A handler can be invoked at the hooking points described below.

Before queuing

Handlers can be called before the message is placed in the MTA queue. If this is a message being received by SMTP, the handlers are called synchronously during the SMTP session.

At this point, the message can have multiple recipients listed in the envelope. The handler can only take actions upon the message as whole, i.e. it cannot, for example, reject the message for some recipients while accepting it for the others.

Before local delivery

These handlers are called after reading a message from the MTA queue and deciding to deliver it to a local recipient. Note that messages to nonexistent local addresses are handled, too.

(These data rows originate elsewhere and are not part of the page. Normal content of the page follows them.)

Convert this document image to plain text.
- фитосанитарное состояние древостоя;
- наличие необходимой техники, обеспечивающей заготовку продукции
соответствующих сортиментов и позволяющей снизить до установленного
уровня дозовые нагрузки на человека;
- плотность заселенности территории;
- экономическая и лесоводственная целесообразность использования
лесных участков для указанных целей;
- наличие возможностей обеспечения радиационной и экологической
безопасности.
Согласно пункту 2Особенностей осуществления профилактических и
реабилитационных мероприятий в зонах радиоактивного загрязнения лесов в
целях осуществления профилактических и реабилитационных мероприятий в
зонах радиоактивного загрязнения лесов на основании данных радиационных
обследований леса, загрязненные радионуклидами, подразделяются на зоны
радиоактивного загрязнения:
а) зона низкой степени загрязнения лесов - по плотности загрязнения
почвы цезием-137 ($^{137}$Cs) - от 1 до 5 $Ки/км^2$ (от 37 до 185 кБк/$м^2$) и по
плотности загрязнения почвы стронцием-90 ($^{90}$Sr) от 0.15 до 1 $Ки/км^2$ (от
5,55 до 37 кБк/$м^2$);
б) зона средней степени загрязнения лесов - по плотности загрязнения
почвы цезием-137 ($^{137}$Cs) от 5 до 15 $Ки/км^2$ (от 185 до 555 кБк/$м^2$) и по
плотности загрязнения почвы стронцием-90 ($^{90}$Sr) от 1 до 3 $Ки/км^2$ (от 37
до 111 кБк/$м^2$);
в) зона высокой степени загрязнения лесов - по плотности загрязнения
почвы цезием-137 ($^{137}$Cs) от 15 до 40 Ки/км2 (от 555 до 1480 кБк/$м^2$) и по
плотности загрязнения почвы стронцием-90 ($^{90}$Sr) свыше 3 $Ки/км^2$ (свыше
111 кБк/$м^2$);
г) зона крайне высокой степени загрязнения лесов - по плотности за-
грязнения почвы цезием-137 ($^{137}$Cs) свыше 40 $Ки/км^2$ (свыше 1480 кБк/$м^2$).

At this point, the message has exactly one recipient. Messages directed to multiple local recipients are split at an earlier stage. The handler can take actions upon the message directed to one recipient without affecting sibling messages directed to other local recipients.

Before remote delivery

These handlers are called after reading a message from the MTA queue and deciding to deliver it to a remote host.

At this point, the message can have multiple recipients. This happens only when the message is to be delivered to the same host for all of these recipients. If the message has multiple recipients for which remote delivery to different hosts is needed, such a message is split at an earlier stage.

Before SMTP data

These handlers are called after the envelop is sent, but before sending the body of a message (before the DATA command of SMTP protocol). Used by services that process only the messages headers, not their content.